Justifiable Spamicide: Kill off Junk Email


Fighting
Spam for Dummies

By John R. Levine, et al
222pp. Hoboken, NJ: Wiley.
$14.99.

One has to believe that if Dante were alive and writing today he would create
a separate level of hell for spammers. They would be grouped in a particularly
loathsome circle where their torments would last for eternity. However, in the
absence of that happy judgment day, we are forced to find more earthly ways to
deal with the scourge of unsolicited e-mail.

Anyone with an e-mail address &#151 these days, everyone over the age of 10 &#151
has noticed that the dimensions of the spam problem have magnified astoundingly.
All the wonderful things about e-mail (primarily that it is fast and cheap) also
make it irresistible to the very worst sort of marketer.

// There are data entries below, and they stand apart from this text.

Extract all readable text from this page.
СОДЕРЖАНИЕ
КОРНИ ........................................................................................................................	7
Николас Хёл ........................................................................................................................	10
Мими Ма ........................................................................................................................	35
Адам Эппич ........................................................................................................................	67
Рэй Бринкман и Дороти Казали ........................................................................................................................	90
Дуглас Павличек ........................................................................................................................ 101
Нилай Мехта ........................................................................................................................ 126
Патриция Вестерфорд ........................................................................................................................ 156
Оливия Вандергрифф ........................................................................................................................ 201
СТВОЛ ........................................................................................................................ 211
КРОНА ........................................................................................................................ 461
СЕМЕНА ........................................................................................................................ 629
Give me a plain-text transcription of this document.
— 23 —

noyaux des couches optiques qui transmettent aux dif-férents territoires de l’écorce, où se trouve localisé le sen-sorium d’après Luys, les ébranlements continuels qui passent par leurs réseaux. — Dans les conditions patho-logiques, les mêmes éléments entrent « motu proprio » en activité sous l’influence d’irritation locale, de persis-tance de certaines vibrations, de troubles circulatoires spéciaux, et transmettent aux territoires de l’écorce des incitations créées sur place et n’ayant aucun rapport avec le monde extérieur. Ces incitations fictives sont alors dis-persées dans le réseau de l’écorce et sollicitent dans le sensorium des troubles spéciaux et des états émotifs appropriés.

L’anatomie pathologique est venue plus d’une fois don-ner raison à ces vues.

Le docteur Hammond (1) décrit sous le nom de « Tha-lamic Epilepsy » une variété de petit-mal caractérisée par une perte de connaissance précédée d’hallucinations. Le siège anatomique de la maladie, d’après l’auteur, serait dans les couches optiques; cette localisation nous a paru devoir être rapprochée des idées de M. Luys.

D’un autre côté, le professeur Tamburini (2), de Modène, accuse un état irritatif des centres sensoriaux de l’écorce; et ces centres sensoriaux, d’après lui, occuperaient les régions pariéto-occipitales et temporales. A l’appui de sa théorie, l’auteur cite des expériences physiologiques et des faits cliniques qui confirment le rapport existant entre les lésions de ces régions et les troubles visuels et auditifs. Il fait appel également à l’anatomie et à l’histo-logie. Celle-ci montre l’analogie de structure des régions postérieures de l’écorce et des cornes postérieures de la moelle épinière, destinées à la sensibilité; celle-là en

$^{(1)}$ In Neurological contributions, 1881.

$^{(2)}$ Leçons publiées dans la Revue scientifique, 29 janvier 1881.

Unfortunately, the
marketing industry itself didn’t realize this until it was almost too late. Now
we have a patchwork of global laws that look good on the books but so far
inflict minimal damage to spammers.

It is left to individuals to hold back the spam tide as best they can. Most
people have tried to do that with filters and address blockers, but like
persistent crabgrass the unwelcome hordes of e-mail keep coming. Recognizing
this, consumer and marketing publishers have released a number of new books
designed to make us better spam warriors.

The authors of Fighting Spam for Dummies have assembled a nifty
treatise on the subject from the consumer’s point of view. While others have
penned lofty tomes meant primarily for reputable marketers in the industry, this
new entry in the Dummies series is eminently readable and helpful. So
what’s the secret to fighting spam?

As with most issues having to do with the Internet, the answer isn’t that
easy. Yes, tightening up those filters and blockers will have an effect, but
most filters are only as good as the rules we write. A filter told to skim off
messages with the word “free” in the subject line will have no effect on an
e-mail with “f-r-e-e” in the same field. In addition to being relentless,
spammers are also clever.

Without recommending or endorsing any one method, Fighting Spam goes
on to discuss desktop anti-spam programs and server-side spam filtering for
network administrators. What will probably be most helpful to lay readers are
the step-by-step instructions the book provides for fighting spam in various
mail programs, such as Outlook and Eudora. The straightforward writing style and
useful graphics will undoubtedly appeal to the technophobes out there.

At this stage of the Internet’s development, we may safely say that e-mail
isn’t going away. Like snail mail and the telephone, the medium has become
thoroughly integrated into modern life. Unlike other means of communication
however, we have not found an effective way of policing unethical and invasive
forms of e-mail marketing. While there are do-not-call lists and postal
regulations that stave off the unpleasant aspects of offline marketing, the
e-mail marketing business is still a Wild West.

Eventually a tenable solution will be found. There is too much at stake for
the spam problem to be ignored, and the technology is improving every day. Until
then, we just have to hunker down and fight on!